In popular folklore the mistletoe grows on the oak; the lightening tree – sacred to Zeus. The oak quite possibly gave the druids their name, which translates as oak-knower. In actual fact the mistletoe rarely grows on oaks – which must have made it all the more significant to the druids when it did. In fact the mistletoe prefers to grow on the sacred apple.
Throughout Europe the apple is steeped in myth and legend. It was the fruit eaten by Adam and Eve in Eden. The Apple of Discord caused the Trojan War. There were golden apples of immortality in the Garden of the Hesperides – a Greek myth which finds parallels in the Norse goddess Iethunn’s apples of youth and beauty; and the Irish and British paradise apple isles of Abalach and Avalon.
Legend has it the Druids harvested mistletoe with a golden sickle while holding a cloth underneath, so the sacred bough was not profaned by touching the ground. Sprigs of mistletoe were distributed to the people to hang up over doorways as a protection against lightning (the wrath of the gods?) and evil. Despite the fact the berry juice is poisonous (so don’t try this at home folks) the Druids called it Heal-all and used it as a remedy against poison and enchantment, and as a magical aphrodisiac to promote fertility – giving rise to the practice of kissing under it.

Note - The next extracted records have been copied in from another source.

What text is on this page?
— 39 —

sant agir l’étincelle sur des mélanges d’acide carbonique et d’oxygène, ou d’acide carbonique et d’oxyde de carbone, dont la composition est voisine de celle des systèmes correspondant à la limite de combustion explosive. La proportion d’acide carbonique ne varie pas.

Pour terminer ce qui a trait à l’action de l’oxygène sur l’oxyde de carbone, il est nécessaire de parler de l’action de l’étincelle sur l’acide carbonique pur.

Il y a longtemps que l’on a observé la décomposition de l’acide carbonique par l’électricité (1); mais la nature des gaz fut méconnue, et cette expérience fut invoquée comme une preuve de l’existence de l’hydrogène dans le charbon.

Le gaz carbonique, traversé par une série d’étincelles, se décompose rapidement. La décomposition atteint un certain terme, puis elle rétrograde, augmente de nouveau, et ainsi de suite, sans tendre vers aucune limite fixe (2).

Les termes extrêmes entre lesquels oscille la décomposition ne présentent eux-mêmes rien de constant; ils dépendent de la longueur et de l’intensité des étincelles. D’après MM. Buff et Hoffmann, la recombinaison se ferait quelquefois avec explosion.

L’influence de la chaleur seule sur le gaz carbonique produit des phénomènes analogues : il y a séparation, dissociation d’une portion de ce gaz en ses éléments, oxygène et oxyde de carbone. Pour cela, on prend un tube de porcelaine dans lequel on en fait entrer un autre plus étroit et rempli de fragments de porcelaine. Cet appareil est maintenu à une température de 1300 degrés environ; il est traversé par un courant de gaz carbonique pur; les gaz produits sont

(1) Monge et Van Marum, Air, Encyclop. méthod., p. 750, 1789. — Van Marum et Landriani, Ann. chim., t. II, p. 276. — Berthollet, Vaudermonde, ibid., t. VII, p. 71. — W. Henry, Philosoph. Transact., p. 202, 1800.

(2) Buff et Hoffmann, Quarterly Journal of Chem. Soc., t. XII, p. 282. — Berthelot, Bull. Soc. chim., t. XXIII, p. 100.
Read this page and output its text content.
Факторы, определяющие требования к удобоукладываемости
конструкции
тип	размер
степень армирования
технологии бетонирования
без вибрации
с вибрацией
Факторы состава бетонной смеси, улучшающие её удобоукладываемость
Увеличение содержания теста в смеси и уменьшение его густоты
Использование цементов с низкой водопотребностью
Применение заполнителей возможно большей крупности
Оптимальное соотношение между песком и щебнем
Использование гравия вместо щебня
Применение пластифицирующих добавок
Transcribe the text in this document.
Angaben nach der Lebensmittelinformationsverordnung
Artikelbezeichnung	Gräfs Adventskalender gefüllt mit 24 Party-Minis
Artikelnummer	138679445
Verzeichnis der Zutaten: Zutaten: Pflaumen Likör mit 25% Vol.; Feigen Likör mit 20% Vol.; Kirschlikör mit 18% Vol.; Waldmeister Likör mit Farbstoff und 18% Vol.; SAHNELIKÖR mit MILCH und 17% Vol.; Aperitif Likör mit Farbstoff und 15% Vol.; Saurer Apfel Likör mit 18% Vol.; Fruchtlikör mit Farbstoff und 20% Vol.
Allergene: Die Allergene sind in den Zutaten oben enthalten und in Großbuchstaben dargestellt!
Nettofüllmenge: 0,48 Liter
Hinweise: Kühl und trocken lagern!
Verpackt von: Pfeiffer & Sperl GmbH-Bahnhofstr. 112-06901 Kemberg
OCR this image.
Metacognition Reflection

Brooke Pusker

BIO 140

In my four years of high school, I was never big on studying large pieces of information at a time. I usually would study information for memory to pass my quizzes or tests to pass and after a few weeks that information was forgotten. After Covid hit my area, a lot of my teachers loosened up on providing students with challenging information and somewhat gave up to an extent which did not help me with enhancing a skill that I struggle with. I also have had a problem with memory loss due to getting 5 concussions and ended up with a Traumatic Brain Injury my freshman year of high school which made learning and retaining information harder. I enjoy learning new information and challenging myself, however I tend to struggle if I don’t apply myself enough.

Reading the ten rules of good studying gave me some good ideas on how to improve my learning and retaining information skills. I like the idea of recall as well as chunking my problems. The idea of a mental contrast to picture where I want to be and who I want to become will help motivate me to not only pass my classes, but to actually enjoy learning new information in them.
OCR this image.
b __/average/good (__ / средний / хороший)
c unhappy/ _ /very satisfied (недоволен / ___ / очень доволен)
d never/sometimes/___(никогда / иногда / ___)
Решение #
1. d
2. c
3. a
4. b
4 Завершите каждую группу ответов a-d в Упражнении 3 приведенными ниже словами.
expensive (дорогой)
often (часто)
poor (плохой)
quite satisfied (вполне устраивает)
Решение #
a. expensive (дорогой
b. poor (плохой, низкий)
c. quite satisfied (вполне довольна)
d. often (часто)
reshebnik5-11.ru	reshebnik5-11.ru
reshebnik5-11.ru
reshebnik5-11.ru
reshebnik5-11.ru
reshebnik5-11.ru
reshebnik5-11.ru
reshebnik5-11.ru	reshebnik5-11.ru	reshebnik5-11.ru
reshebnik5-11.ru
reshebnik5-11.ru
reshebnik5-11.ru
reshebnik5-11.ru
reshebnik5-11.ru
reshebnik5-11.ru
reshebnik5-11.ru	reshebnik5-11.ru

Mistletoe was considered the sperm of the gods because a sprig has berries that extrude a white sticky sap. (Come on people used your imagination… don’t make me spell it out.) The ancients knew man-berries (to put it bluntly) were responsible for strength, because when they were missing, as in eunuchs, males developed female characteristics such as lack of facial hair, high voices and curves in all the right places. Ancient Roman bodybuilders used to eat bull’s testicles to build muscle. Something bodybuilders still do, but now, thankfully, they are in tablet form.
The Romans called the masculine quality Vir – giving rise to the word virility and funnily enough virtue (valour, merit, moral perfection).